Budesonide oral suspension was developed to address the practical challenges of delivering topical steroids to the esophagus, particularly in pediatric patients who struggled with metered-dose inhalers. The innovative formulation combines aqueous budesonide with a vehicle agent (originally Splenda) that coats the esophageal surface like a therapeutic lotion, providing sustained anti-inflammatory contact across the entire esophageal expanse. Data from Scintigraphic imaging studies demonstrated that the aqueous form alone fails to adequately coat the esophagus, but the combination vehicle achieves effective coverage. This led to FDA approval of Jorveza (budesonide oral suspension), offering a palatable, portable treatment option that teenagers particularly prefer due to its discreteness and convenience compared with mixing powder packets.

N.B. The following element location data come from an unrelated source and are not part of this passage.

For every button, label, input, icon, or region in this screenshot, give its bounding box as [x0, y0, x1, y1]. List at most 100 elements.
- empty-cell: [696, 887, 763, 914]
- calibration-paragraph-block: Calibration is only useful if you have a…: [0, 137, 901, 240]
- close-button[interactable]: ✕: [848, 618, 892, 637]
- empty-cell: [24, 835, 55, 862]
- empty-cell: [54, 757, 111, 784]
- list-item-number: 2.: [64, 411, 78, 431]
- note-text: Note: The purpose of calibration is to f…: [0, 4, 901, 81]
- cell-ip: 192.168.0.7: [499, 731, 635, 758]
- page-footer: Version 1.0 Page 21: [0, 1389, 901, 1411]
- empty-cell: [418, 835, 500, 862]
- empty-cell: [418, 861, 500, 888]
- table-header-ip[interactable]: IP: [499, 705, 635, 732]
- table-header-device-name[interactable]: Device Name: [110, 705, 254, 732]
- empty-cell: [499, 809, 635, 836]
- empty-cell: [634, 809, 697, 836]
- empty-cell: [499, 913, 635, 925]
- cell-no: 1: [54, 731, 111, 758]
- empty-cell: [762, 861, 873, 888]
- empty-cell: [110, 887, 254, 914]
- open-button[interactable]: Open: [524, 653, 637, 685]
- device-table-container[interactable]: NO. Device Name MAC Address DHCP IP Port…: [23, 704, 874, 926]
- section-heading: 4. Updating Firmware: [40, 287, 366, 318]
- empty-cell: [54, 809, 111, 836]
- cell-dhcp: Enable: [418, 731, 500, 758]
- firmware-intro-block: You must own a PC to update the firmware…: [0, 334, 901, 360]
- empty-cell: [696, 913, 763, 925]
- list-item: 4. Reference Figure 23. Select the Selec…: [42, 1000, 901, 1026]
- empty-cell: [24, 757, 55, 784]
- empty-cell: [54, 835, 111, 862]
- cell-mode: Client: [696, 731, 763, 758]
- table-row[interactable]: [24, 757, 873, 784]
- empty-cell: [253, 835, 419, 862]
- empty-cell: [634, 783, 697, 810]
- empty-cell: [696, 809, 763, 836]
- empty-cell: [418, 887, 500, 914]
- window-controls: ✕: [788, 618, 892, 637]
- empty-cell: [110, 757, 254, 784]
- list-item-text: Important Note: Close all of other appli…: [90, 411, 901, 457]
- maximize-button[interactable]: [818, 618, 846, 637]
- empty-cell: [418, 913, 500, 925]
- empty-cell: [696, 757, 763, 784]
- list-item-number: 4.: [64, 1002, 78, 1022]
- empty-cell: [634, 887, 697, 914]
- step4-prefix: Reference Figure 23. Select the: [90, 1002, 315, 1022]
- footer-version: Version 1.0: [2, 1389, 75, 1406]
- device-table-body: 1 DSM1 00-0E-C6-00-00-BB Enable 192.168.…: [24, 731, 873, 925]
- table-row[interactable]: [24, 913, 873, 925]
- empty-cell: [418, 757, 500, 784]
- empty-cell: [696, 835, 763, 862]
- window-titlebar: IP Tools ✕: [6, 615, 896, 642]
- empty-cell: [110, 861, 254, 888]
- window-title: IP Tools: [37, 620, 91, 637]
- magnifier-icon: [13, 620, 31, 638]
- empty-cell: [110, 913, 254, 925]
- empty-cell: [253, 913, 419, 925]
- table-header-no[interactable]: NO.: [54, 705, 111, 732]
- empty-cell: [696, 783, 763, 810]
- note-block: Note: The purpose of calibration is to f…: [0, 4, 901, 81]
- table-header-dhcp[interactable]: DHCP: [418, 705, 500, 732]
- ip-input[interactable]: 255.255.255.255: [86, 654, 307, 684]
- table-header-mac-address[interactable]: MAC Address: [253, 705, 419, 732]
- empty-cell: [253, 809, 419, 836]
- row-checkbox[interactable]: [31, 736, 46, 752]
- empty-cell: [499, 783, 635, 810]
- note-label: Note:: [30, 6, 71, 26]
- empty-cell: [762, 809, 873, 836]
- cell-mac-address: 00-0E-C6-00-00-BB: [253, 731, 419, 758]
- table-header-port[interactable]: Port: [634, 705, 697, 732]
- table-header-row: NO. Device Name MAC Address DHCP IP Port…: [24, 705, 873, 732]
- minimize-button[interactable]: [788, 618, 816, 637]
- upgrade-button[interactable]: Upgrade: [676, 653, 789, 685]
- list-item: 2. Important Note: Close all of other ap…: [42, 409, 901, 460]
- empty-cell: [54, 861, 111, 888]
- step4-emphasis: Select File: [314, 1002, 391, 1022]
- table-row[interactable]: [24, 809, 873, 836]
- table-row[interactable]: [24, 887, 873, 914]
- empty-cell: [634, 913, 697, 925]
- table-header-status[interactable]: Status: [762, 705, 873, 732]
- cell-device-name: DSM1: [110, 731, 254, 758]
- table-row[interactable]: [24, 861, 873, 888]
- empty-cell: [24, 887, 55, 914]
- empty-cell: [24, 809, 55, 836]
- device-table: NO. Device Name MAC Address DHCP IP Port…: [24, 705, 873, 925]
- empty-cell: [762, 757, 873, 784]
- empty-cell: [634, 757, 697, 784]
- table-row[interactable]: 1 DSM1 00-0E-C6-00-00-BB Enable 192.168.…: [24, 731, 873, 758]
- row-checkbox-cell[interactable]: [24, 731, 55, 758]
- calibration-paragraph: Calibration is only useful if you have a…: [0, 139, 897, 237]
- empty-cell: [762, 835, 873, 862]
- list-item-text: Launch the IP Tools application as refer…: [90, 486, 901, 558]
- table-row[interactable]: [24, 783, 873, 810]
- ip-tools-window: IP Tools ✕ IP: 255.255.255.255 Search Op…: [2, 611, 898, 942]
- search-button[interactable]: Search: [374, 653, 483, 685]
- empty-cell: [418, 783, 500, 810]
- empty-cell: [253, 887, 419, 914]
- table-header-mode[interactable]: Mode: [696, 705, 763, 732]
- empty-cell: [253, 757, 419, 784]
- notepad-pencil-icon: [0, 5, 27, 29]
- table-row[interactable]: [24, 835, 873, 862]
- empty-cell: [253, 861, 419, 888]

The phase 3 clinical trial represented the largest EoE study conducted in the United States, enrolling patients with significant disease burden averaging 75 eosinophils per high-power field. The study population reflected real-world clinical complexity, with over 80% of participants concurrently using proton pump inhibitors, 18% taking inhaled or nasal corticosteroids, and 10% following dietary restrictions. More than 50% had previously tried other therapies, and approximately 40% had required esophageal dilation, indicating these were treatment-refractory patients rather than easily managed cases.
Clinical efficacy results demonstrated robust histological improvement, with 62.4% of patients achieving the primary end point of 15 or fewer eosinophils per high-power field compared with only 1% with placebo. More stringent responses showed 53.5% reaching 6 or fewer eosinophils and 32.4% achieving deep remission with 1 or fewer eosinophils. Symptom improvement occurred in 52.6% vs 39.1% with placebo, though the notable placebo response reflects the complexity of symptom assessment and potential psychological factors. Importantly, 30% achieved combined histological and symptomatic response compared with 0% with placebo, representing the clinically desired dual improvement in both inflammation and patient-reported outcomes.